Oh, and none of these website designers give a flying fuck about bandwidth. The fact that 95% of all websites are built with either Dreamweaver or Frontpage proves that.
Any man who afflicts the human race with ideas must be prepared to see them misunderstood. -- H. L. Mencken
O.K I'm probably too late for the mods to take ths up, and as such nobody will notice this, but I'll try anyway.
Everyone has been mentioning the superior featureset of Opera, saying its innovative, listing things like good CSS support, the instant back/forward caching, but they forgot one!
Auto-refresh! This is the best feature EVER you can set a page to refresh every N seconds, do you know how useful that is for forum whores and the like?
--
The last digit of pi is four.
I can download a copy of IE without having to pay for it. Ergo, it is free.
I can download Doom III from suprnova without having to pay for it. Ergo, it's free?
- dshaw
Opera is very much in the running! They have millions in cash, and are simply taking a strategic loss to expand, in order to make more money in the future.
Slashdot, as usual, managed to twist this into being some sort of death knell for Opera, and threw in some irrelevant nonsense about Firefox. Fact is, Firefox is irrelevant in these numbers. PC revenues are increasing, not decreasing, despite Firefox's entry in the market.

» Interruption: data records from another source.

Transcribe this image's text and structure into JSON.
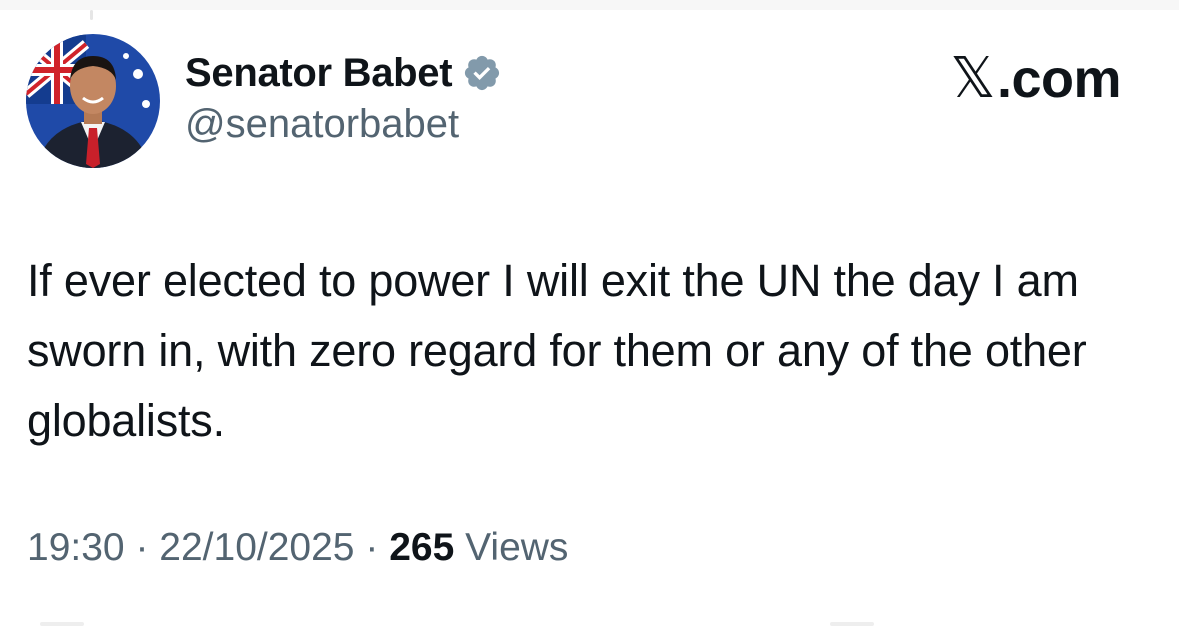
{
  "author": {
    "display_name": "Senator Babet",
    "handle": "@senatorbabet",
    "verified": true,
    "badge_color": "#829aab"
  },
  "brand": {
    "x_glyph": "𝕏",
    "suffix": ".com"
  },
  "tweet": {
    "text": "If ever elected to power I will exit the UN the day I am sworn in, with zero regard for them or any of the other globalists."
  },
  "meta": {
    "time": "19:30",
    "separator": "·",
    "date": "22/10/2025",
    "views_count": "265",
    "views_label": "Views"
  },
  "colors": {
    "text_primary": "#0f1419",
    "text_secondary": "#536471"
  }
}
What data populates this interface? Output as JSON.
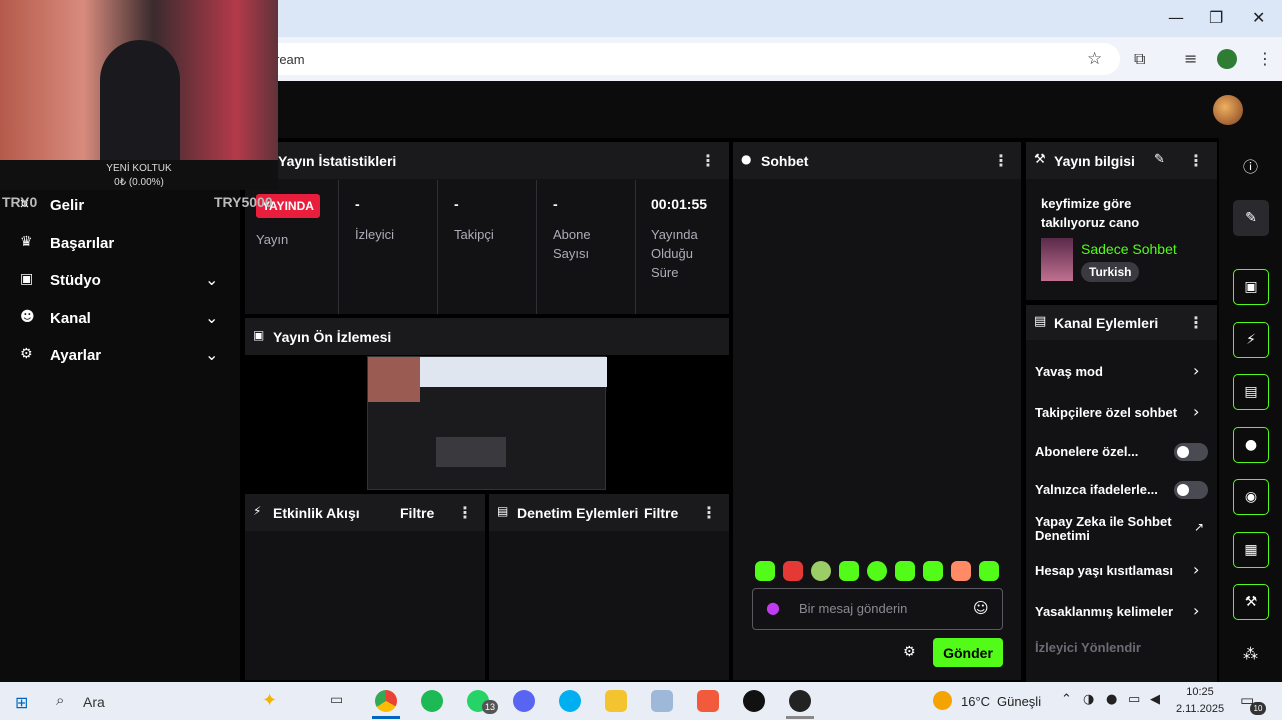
{
  "browser": {
    "url_text": "ream"
  },
  "webcam": {
    "title": "YENİ KOLTUK",
    "progress": "0₺ (0.00%)",
    "left_text": "TRY0",
    "right_text": "TRY5000"
  },
  "sidebar": {
    "items": [
      {
        "label": "Gelir",
        "icon": "money-icon"
      },
      {
        "label": "Başarılar",
        "icon": "trophy-icon"
      },
      {
        "label": "Stüdyo",
        "icon": "studio-icon",
        "expandable": true
      },
      {
        "label": "Kanal",
        "icon": "users-icon",
        "expandable": true
      },
      {
        "label": "Ayarlar",
        "icon": "gear-icon",
        "expandable": true
      }
    ]
  },
  "stats": {
    "title": "Yayın İstatistikleri",
    "live_badge": "YAYINDA",
    "items": [
      {
        "value": "",
        "label": "Yayın"
      },
      {
        "value": "-",
        "label": "İzleyici"
      },
      {
        "value": "-",
        "label": "Takipçi"
      },
      {
        "value": "-",
        "label": "Abone Sayısı"
      },
      {
        "value": "00:01:55",
        "label": "Yayında Olduğu Süre"
      }
    ]
  },
  "preview": {
    "title": "Yayın Ön İzlemesi"
  },
  "activity": {
    "title": "Etkinlik Akışı",
    "filter": "Filtre"
  },
  "moderation": {
    "title": "Denetim Eylemleri",
    "filter": "Filtre"
  },
  "chat": {
    "title": "Sohbet",
    "placeholder": "Bir mesaj gönderin",
    "send_label": "Gönder"
  },
  "stream_info": {
    "title": "Yayın bilgisi",
    "stream_title": "keyfimize göre takılıyoruz cano",
    "category": "Sadece Sohbet",
    "tag": "Turkish"
  },
  "channel_actions": {
    "title": "Kanal Eylemleri",
    "items": [
      {
        "label": "Yavaş mod",
        "control": "chevron"
      },
      {
        "label": "Takipçilere özel sohbet",
        "control": "chevron"
      },
      {
        "label": "Abonelere özel...",
        "control": "toggle"
      },
      {
        "label": "Yalnızca ifadelerle...",
        "control": "toggle"
      },
      {
        "label": "Yapay Zeka ile Sohbet Denetimi",
        "control": "external"
      },
      {
        "label": "Hesap yaşı kısıtlaması",
        "control": "chevron"
      },
      {
        "label": "Yasaklanmış kelimeler",
        "control": "chevron"
      },
      {
        "label": "İzleyici Yönlendir",
        "control": "none"
      }
    ]
  },
  "taskbar": {
    "search_label": "Ara",
    "weather_temp": "16°C",
    "weather_desc": "Güneşli",
    "time": "10:25",
    "date": "2.11.2025",
    "whatsapp_badge": "13",
    "notif_badge": "10"
  },
  "colors": {
    "accent": "#53fc18",
    "live": "#e91e3c",
    "bg": "#000000",
    "panel": "#121214"
  }
}
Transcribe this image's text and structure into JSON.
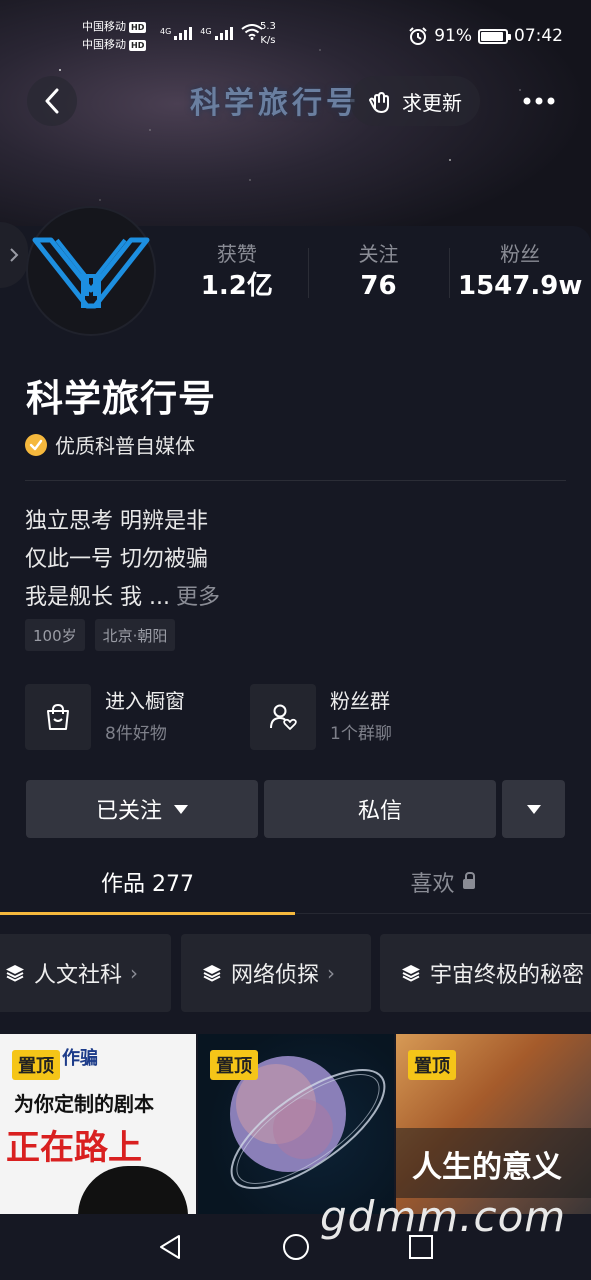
{
  "status_bar": {
    "carrier1": "中国移动",
    "carrier2": "中国移动",
    "hd": "HD",
    "net_type1": "4G",
    "net_type2": "4G",
    "speed_value": "5.3",
    "speed_unit": "K/s",
    "battery": "91%",
    "battery_level": 0.91,
    "time": "07:42"
  },
  "header": {
    "banner_text": "科学旅行号",
    "update_label": "求更新"
  },
  "stats": [
    {
      "label": "获赞",
      "value": "1.2亿"
    },
    {
      "label": "关注",
      "value": "76"
    },
    {
      "label": "粉丝",
      "value": "1547.9w"
    }
  ],
  "profile": {
    "name": "科学旅行号",
    "verify_text": "优质科普自媒体",
    "bio_lines": [
      "独立思考 明辨是非",
      "仅此一号 切勿被骗",
      "我是舰长 我 ..."
    ],
    "bio_more": "更多",
    "tags": [
      "100岁",
      "北京·朝阳"
    ]
  },
  "features": [
    {
      "title": "进入橱窗",
      "sub": "8件好物"
    },
    {
      "title": "粉丝群",
      "sub": "1个群聊"
    }
  ],
  "actions": {
    "followed": "已关注",
    "message": "私信"
  },
  "tabs": {
    "works": "作品 277",
    "likes": "喜欢"
  },
  "collections": [
    "人文社科",
    "网络侦探",
    "宇宙终极的秘密"
  ],
  "videos": {
    "pin_label": "置顶",
    "v1_line1": "为你定制的剧本",
    "v1_line2": "正在路上",
    "v1_top": "作骗",
    "v3_caption": "人生的意义"
  },
  "watermark": "gdmm.com",
  "colors": {
    "accent": "#f5b83d",
    "background": "#161823",
    "button": "#33353f"
  }
}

But it's in the mobile market Opera is expanding, and Firefox is completely irrelevant there.
You completely failed to read the article, and notice this?
"Opera reported a net profit of $9.62 million in the first nine months of this year"
And why did Opera take a minimal loss?
"Opera has leveraged its increased sales volume to expand the company."
I know this is Slashdot, though, so I don't blame you for shooting your mouth off without knowing what you are talking about or even bothering to read the article :)
Clever signature text goes here.
>but given that most people need that OS(haven't seen a linux distro which is ready for public consumption yet, though it works perfectly for my won needs)
:)
Haven't seen a Windows distro which is ready for public consumption yet.
'Opera also has killer caching that provides instant forward/back ( I mean INSTANT ) through recently visted pages.' You are so right about this. I use Opera when a site doesn't work in Firefox and this is the one feature I really miss when I return.